Las calles de Nueva York están siempre atestadas de gente los sábados por la noche, pero aquélla en particular el gentío era más denso que de costumbre, y entre una cosa y otra tardamos más de una hora en llegar a casa. Grace consiguió parar un taxi frente al portal de John, pero cuando subimos y le dijimos que íbamos a Brooklyn, el taxista alegó que tenía poca gasolina y no podía hacer la carrera. Empecé a montar un follón, pero Grace me cogió del brazo y con mucho tacto me hizo bajar del taxi. Después no volvió a aparecer ninguno, de manera que nos encaminamos a la Séptima Avenida, abriéndonos paso entre escandalosas pandillas de chavales borrachos y una media docena de mendigos trastornados.

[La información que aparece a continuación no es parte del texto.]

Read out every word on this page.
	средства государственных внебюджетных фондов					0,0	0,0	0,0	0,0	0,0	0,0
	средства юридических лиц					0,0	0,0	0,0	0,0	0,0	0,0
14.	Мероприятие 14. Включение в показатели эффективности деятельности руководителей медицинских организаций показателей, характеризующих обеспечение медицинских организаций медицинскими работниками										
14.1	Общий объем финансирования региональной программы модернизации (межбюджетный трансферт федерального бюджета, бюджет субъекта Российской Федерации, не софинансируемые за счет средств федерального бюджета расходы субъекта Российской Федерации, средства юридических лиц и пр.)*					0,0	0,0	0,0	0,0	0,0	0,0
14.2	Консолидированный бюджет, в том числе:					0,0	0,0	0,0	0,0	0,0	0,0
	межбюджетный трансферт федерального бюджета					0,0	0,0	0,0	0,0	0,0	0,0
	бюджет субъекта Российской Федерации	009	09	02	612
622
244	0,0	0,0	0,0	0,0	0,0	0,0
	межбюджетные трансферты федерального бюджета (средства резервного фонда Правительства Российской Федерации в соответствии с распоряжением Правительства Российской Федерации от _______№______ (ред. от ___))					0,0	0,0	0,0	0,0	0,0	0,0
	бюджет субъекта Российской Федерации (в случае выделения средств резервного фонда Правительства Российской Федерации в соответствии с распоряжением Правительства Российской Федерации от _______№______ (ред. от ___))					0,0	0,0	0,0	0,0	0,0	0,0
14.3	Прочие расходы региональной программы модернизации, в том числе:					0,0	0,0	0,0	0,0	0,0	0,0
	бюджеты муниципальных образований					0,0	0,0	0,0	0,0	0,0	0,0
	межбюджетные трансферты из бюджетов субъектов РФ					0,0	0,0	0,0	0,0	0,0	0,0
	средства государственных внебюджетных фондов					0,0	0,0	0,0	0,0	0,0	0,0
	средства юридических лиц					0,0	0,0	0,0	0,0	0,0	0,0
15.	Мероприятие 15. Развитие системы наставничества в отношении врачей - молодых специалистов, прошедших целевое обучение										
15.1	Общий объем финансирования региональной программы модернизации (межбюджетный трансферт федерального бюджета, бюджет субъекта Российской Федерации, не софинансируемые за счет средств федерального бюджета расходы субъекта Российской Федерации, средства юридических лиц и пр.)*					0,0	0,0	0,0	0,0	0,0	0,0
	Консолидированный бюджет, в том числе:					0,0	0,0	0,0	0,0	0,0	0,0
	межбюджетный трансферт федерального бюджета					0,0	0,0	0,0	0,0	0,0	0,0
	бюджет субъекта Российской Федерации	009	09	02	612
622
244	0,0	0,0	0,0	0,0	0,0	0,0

El Village vibraba de energía aquella noche, una cacofonía de manicomio que amenazaba con un estallido de violencia en cualquier momento, y me resultaba agotador avanzar entre aquel gentío, bien agarrado al brazo de Grace para mantener el equilibrio. Estuvimos más de diez minutos parados en la esquina de Barrow y la Séptima, y hasta que al fin nos paró un taxi, Grace llegó a disculparse unas seis veces por haberme obligado a salir del otro.